Heath Holder (BSA – Agribusiness, ’16) from Loganville, Georgia, now plays baseball for the Colorado Rockies. While at UGA, he played baseball for five seasons and described it as a year-round sport. The UGA team practices are two to three hours long, with scrimmages throughout the fall semester. The regular season starts in February and games are played on Tuesdays, Fridays, Saturdays and Sundays until May.
“You have to stay on top of things because if you get behind, it’s hard to catch up,” Holder said.
Kristin Schnake (BSA – Agricultural and Applied Economics, ’09; MS – Agricultural and Applied Economics, ’11), from Richview, Illinois, was a star softball player at UGA. She now works at Bunge North America, a global agribusiness and food ingredient company.
Schnake recalls the tight scheduling and balancing of responsibilities that occur as a student-athlete. She said that she used practice and game time to release any stress.

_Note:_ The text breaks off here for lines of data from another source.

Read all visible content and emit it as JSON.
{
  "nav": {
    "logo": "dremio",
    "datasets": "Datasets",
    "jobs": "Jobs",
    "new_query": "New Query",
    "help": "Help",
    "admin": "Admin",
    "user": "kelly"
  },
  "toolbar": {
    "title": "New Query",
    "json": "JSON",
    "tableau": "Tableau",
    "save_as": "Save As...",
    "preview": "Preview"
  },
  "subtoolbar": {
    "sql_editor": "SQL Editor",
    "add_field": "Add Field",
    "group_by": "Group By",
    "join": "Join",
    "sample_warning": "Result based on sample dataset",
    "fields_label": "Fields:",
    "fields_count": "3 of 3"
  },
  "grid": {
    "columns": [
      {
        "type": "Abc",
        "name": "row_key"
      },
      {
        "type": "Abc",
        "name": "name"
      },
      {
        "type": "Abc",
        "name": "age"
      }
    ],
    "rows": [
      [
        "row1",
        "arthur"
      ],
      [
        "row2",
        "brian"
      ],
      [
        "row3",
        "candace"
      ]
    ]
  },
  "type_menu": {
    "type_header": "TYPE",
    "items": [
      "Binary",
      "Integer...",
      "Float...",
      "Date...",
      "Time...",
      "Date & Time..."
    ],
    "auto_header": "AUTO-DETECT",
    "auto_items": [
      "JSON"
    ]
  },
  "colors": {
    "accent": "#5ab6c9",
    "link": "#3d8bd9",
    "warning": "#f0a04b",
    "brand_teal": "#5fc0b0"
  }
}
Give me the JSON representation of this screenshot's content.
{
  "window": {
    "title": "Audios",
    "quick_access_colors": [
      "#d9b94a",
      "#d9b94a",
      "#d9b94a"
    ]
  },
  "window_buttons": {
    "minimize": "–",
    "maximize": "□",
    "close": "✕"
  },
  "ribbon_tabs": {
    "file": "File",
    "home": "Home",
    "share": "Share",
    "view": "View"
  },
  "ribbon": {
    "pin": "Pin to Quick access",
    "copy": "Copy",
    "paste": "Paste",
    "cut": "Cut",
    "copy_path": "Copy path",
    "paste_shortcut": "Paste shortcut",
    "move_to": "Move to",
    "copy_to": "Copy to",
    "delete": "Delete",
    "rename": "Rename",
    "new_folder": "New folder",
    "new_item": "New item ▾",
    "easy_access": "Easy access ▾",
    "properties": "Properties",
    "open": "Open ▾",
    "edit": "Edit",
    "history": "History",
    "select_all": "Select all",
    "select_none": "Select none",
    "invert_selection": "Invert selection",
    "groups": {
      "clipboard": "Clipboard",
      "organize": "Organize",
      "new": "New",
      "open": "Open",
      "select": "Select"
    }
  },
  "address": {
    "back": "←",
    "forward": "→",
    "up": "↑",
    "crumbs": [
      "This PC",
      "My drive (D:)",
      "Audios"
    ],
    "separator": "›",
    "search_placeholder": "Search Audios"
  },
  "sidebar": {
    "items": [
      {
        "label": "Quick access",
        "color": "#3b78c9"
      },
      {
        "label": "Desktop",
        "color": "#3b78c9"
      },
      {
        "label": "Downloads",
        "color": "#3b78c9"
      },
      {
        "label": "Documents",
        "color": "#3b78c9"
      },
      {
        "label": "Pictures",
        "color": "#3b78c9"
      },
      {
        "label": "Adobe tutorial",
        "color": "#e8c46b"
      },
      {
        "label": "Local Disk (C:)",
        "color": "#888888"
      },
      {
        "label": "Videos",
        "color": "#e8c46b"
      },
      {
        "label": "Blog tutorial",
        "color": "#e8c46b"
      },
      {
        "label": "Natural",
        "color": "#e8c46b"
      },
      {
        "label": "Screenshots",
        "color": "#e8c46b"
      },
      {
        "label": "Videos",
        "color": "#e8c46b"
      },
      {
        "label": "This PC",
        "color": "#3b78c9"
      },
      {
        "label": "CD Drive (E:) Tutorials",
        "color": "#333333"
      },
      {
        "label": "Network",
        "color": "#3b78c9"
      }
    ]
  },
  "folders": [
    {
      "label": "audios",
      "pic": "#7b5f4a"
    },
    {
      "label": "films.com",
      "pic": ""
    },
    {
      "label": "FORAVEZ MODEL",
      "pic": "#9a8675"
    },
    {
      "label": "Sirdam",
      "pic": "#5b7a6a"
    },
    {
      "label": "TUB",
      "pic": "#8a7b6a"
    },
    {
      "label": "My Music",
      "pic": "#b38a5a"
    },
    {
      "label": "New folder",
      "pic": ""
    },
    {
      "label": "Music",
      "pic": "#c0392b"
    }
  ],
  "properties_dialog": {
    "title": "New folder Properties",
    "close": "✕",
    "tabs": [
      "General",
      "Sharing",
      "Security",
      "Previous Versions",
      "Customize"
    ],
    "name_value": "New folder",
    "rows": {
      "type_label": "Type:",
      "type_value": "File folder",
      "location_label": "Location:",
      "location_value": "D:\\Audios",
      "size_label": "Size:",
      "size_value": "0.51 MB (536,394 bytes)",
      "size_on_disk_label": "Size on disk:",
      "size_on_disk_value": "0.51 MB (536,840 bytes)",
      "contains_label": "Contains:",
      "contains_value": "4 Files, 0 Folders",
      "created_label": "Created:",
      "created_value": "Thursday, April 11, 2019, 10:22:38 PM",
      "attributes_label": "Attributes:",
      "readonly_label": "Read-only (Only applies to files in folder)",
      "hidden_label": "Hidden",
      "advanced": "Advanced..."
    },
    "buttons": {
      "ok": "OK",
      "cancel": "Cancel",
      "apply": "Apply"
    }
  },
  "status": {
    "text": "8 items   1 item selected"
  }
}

“The time management and overall life skills I gained as a student-athlete definitely translated into my professional life,” she said. “A coach can be just as hard as a boss.”
Myria Shipman (BSA – Animal Science, ’04; MAL – Agricultural Leadership, ’06) teaches animal science, veterinary science and small animal care and management at Islands High School in her hometown of Savannah, Georgia.
Equestrian became a varsity sport just before Shipman’s sophomore year. She remembers having team workouts at 5 a.m. on Wednesdays, individual workouts three days a week, practices twice a week and competitions on Fridays and Saturdays.
“I learned to keep lists and I still do now,” Shipman said. “You have to know what your long-term plan is and create short-term goals to help achieve that plan.”